Soal Jenazah 3 ABK WNI Dilempar ke Laut, Kemenhub Pastikan Haknya Terpenuhi

Soal jenazah 3 ABK WNI dilempar ke laut, Kemenhub pastikan jaknya terpenuhi.
WAG
Soal jenazah 3 ABK WNI dilempar ke laut, Kemenhub pastikan jaknya terpenuhi.

JAKARTA, NETRALNEWS.COM - Kementerian Perhubungan (Kemenhub) melalui Direktorat Jenderal Perhubungan Laut buka suara menanggapi video viral yang menyebutkan tiga WNI anak buah kapal (ABK) yang meninggal di kapal berbendera Tiongkok lalu 'dilempar' ke laut.

Direktur Perkapalan dan Kepelautan, Capt. Sudiono menyampaikan duka yang mendalam atas meninggalnya ABK berkewarganegaraan Indonesia di kapal penangkap ikan berbendera Tiongkok yang sedang berlayar.

Capt. Sudiono memastikan bahwa keluarga almarhum akan mendapatkan hak-haknya berupa pembayaran gaji selama bekerja sesuai ketentuan perundang-undangan yang berlaku.

"Kami telah menghubungi pihak perusahaan dan memastikan hak-hak yang bersangkutan, seperti gaji, dana duka, asuransi dan lain sebagainya dapat dipenuhi," tutur Capt. Sudiono di Jakarta, Kamis (7/5/2020).

Saat ini, lanjut Capt. Sudiono, kejadian yang terjadi oleh ABK WNI yang bekerja di kapal penangkap ikan berbendera Tiongkok sudah ditangani oleh Kementerian Luar Negeri dan BNP2TKI serta Kementerian Kelautan dan Perikanan (KKP) dan Ditjen Perhubungan Laut Kemenhub terus memonitor kejadian ini.

Capt.
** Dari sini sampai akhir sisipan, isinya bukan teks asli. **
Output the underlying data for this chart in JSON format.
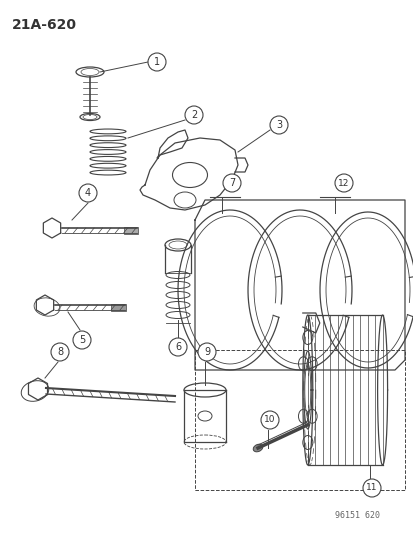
{
  "title": "21A-620",
  "watermark": "96151 620",
  "bg_color": "#ffffff",
  "line_color": "#444444",
  "label_color": "#333333",
  "figsize": [
    4.14,
    5.33
  ],
  "dpi": 100
}
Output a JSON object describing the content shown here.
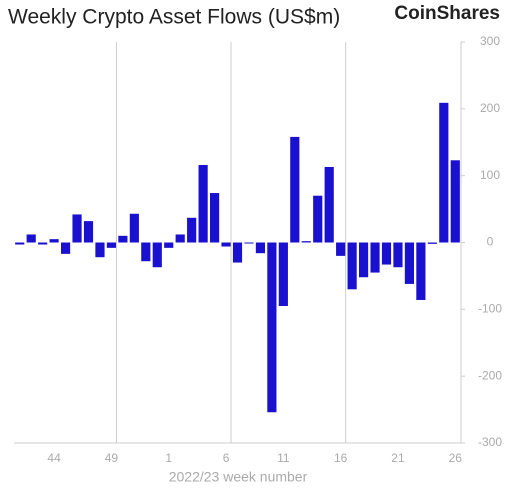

Sudiono juga mengingatkan kepada WNI yang berprofesi sebagai pelaut yang ingin bekerja di kapal baik kapal berbendera Indonesia ataupun kapal asing, pemilik kapal dan perusahaan keagenan awak kapal (manning agent) agar lebih memahami, menaati dan mengikuti prosedur yang telah dibuat dan ditetapkan oleh Pemerintah.

"Termasuk juga perusahaan keagenan awak kapal dimana berdasarkan aturan yang berlaku harus memiliki SIUPPAK (Surat Izin Usaha Perekrutan dan Penempatan Awak Kapal)," ungkapnya.

"Dengan memilih perusahaan keagenan awak kapal yang telah memiliki SIUPPAK tentunya akan lebih terjamin perlindungan bagi pelaut yang berlayar dan jika terjadi permasalahan di kapal dapat dengan mudah ditelusuri," jelas Capt. Sudiono.

Sebelumnya, dalam video yang dirilis oleh kanal berita MBC pada Selasa, 5 Mei 2020, disebutkan para ABK Indonesia mendapat perlakuan tak layak di atas kapal penangkap ikan tersebut. Mereka, misalnya, mengeluh tak mendapat air minum layak serta jam kerja memadai. Bahkan, dari video itu nampak seorang ABK kapal 'melempar jenazah' ABK WNI yang telah meninggal dunia di tengah laut.